The range of cases is diverse. While Tanushree lives in a make believe world, Satish rues the loss of profits from his godwoman mother’s treatment which cures her of her mania. Das is one of the brilliant cases who manages not only his life but his work as a mental health activist by following the strict medicine regimen. Ali’s case is not solved because he abandons treatment. Smitha’s father worsens because his caregivers do not co-operate with the treatment process and listen to the doctor’s advice. Through the novel Bagchi walks the razor edge a psychiatrist walks in daily life. She ends up drawing out a balanced picture of the mental health profession. What comes through is the lonely battle each psychiatrist fights to keep the sanity of the world. Through dialogues between characters, without seeming forced, she brings to light the information patients and caregivers need to be able to handle their topsy-turvy lives and make decisions and break the shell of stigma around mental health.
There is a second narrative pull: now that Aditya is successful, what should he do next? He is married to Prachi who is also a doctor. She wishes that he expand his work, set up an institute, employ more doctors and experts. Aditya hesitates and silently even questions why Prachi and Das are being ambitious about him. This question lurks at the heart of the mental health practice in the country. That we have so few experts in the field and the issues and cases are growing exponentially, how can we, as a society, address the challenges in the field?
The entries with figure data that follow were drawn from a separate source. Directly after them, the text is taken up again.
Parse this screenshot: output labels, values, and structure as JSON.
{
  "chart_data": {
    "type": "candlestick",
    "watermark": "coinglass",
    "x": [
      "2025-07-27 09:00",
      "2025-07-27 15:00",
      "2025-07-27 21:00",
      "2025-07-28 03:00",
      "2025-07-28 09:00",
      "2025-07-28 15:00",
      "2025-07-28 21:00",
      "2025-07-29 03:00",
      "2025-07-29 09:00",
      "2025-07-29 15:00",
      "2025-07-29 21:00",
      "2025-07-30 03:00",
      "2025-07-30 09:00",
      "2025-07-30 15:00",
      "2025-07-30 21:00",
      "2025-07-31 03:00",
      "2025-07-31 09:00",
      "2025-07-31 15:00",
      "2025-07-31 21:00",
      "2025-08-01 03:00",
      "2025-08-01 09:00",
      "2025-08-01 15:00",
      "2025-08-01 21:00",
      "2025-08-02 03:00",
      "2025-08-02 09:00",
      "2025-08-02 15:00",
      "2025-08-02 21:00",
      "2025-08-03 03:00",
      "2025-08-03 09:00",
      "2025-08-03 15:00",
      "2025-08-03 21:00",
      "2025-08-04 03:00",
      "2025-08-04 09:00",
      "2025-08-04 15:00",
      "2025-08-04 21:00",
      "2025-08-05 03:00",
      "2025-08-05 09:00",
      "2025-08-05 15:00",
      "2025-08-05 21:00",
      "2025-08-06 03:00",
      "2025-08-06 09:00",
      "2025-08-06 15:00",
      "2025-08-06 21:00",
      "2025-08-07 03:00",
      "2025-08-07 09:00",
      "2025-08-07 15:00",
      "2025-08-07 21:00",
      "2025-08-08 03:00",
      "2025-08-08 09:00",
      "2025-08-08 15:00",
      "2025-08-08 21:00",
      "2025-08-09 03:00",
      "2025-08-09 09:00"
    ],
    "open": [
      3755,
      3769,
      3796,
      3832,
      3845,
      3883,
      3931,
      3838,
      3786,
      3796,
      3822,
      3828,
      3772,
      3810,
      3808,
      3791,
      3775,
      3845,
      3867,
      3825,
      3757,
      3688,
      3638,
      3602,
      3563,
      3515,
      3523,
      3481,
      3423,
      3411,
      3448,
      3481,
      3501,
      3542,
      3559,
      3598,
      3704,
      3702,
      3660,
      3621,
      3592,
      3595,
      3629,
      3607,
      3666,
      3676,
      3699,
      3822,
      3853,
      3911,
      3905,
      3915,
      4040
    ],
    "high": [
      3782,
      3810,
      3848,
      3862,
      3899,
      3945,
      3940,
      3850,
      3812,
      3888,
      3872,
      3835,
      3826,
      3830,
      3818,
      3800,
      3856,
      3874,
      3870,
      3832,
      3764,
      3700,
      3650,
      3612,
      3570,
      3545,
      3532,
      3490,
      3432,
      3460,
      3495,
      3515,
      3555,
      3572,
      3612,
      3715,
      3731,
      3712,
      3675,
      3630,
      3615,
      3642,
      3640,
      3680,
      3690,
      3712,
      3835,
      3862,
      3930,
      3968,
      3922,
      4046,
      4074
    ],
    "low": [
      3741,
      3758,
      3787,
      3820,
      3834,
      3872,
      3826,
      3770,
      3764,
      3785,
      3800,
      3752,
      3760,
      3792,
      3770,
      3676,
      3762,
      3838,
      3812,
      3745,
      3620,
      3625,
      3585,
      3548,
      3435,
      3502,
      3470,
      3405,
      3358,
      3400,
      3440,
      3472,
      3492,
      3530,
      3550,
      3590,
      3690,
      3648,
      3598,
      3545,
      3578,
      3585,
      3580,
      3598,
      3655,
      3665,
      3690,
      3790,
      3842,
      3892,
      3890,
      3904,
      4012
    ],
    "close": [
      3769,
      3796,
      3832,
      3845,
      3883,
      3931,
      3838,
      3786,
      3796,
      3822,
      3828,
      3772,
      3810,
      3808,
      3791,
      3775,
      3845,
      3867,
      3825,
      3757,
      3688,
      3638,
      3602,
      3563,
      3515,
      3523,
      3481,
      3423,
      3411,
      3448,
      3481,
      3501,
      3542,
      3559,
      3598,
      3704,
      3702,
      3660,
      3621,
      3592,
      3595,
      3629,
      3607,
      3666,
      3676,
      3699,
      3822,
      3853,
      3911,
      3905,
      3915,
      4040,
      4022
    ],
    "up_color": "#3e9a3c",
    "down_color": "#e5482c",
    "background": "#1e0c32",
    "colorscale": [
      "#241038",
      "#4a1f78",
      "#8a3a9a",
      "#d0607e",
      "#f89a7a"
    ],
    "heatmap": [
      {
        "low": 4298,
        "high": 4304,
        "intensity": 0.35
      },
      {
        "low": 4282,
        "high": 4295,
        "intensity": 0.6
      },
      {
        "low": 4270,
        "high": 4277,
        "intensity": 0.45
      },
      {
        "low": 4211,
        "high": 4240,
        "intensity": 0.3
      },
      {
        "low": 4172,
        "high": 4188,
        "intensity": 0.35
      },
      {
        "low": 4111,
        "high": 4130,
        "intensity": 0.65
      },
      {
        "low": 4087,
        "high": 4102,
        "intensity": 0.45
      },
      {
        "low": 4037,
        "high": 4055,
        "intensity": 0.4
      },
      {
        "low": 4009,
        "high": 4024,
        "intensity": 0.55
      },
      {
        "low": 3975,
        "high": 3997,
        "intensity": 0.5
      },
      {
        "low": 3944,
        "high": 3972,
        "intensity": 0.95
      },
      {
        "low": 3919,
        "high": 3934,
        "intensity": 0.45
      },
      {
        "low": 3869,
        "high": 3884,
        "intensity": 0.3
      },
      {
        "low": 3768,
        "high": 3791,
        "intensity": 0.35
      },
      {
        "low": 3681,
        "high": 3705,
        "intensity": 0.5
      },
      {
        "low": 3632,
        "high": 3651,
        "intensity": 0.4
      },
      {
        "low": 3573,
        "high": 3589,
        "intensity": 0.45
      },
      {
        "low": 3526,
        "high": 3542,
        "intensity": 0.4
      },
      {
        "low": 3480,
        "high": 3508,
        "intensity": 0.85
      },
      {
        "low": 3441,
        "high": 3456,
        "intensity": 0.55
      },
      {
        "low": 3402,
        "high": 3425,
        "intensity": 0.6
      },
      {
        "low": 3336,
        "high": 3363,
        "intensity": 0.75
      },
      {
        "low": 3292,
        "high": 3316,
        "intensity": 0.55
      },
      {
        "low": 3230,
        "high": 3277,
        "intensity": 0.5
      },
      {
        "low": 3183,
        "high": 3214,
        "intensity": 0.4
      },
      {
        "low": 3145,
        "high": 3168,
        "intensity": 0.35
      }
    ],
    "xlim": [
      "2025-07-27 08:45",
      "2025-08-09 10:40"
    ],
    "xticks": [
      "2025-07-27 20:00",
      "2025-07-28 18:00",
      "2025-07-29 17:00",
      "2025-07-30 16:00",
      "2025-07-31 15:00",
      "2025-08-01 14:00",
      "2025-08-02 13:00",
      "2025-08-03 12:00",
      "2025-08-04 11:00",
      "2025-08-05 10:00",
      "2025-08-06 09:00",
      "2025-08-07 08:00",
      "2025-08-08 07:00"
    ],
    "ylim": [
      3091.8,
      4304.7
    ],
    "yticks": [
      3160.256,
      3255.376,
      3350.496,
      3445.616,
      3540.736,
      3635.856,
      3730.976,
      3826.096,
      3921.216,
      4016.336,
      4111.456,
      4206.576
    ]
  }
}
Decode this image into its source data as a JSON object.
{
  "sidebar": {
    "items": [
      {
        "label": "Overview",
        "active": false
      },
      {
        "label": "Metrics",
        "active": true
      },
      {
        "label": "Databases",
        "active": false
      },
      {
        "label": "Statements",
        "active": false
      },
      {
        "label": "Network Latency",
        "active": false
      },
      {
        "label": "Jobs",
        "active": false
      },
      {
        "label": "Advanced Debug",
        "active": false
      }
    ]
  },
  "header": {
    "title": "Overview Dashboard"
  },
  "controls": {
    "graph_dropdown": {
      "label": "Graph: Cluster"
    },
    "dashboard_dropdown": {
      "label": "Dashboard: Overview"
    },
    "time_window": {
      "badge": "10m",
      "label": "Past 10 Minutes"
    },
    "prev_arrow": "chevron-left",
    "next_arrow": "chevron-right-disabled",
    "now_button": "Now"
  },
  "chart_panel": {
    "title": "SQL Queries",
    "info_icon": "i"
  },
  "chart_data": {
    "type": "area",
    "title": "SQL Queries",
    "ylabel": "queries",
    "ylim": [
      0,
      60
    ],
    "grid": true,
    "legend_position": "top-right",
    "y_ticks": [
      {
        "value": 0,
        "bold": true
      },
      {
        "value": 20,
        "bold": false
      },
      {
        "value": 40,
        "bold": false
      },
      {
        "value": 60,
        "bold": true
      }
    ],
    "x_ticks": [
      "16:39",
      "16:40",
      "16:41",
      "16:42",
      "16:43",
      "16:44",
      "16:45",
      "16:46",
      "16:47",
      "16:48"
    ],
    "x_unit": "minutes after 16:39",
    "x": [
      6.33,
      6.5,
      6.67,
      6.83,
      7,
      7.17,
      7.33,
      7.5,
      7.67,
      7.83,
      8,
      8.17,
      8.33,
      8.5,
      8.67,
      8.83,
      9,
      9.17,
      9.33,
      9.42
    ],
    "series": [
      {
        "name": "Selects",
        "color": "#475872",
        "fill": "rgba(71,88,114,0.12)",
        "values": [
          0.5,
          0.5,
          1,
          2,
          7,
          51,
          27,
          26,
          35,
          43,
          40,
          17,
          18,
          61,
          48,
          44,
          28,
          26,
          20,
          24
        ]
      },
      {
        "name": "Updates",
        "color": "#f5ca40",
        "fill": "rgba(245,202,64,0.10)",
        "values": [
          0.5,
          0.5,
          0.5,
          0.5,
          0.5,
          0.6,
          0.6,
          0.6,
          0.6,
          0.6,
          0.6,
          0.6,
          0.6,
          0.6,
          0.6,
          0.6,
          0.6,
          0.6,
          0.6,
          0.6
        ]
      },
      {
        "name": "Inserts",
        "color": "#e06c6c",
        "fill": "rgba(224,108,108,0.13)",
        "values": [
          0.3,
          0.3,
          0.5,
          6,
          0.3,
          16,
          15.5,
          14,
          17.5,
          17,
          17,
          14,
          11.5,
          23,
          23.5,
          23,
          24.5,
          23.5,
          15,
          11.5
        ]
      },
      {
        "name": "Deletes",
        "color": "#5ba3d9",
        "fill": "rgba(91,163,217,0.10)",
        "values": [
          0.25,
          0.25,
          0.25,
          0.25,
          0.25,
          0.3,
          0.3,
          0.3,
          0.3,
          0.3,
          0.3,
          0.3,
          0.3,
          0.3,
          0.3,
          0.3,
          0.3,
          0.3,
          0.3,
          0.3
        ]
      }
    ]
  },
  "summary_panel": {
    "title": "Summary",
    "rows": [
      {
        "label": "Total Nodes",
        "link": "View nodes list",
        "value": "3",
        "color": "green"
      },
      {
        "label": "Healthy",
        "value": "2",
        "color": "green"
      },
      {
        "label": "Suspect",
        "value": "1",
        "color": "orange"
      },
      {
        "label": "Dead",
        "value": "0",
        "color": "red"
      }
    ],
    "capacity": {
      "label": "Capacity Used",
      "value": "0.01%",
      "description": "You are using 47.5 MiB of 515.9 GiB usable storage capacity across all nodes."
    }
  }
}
Beneath a Rougher Sea is also a deeply Bengaluru novel. It has a slightly lopsided but very healthy representation of different communities: Odias, Bengalis, Malayalis, and religious minorities. It is refreshing to note the story taking place in familiar locations like Koramangala and Bull Temple road. This too is essential in these times when not only our rural but even urban discourses are shrinking. In terms of style and language the novel works well. Though I would have sought to peep into Deepa’s recreated journal instead of it being summarized. I feel it would have created an interesting layer to the narrative. Overall, Beneath a Rougher Sea is a valiant effort and Bagchi deserves credit for bringing to light the untold side of psychiatric care in the society by featuring its heroes and basing a novel on them.
Amandeep Sandhu is the author of Sepia Leaves.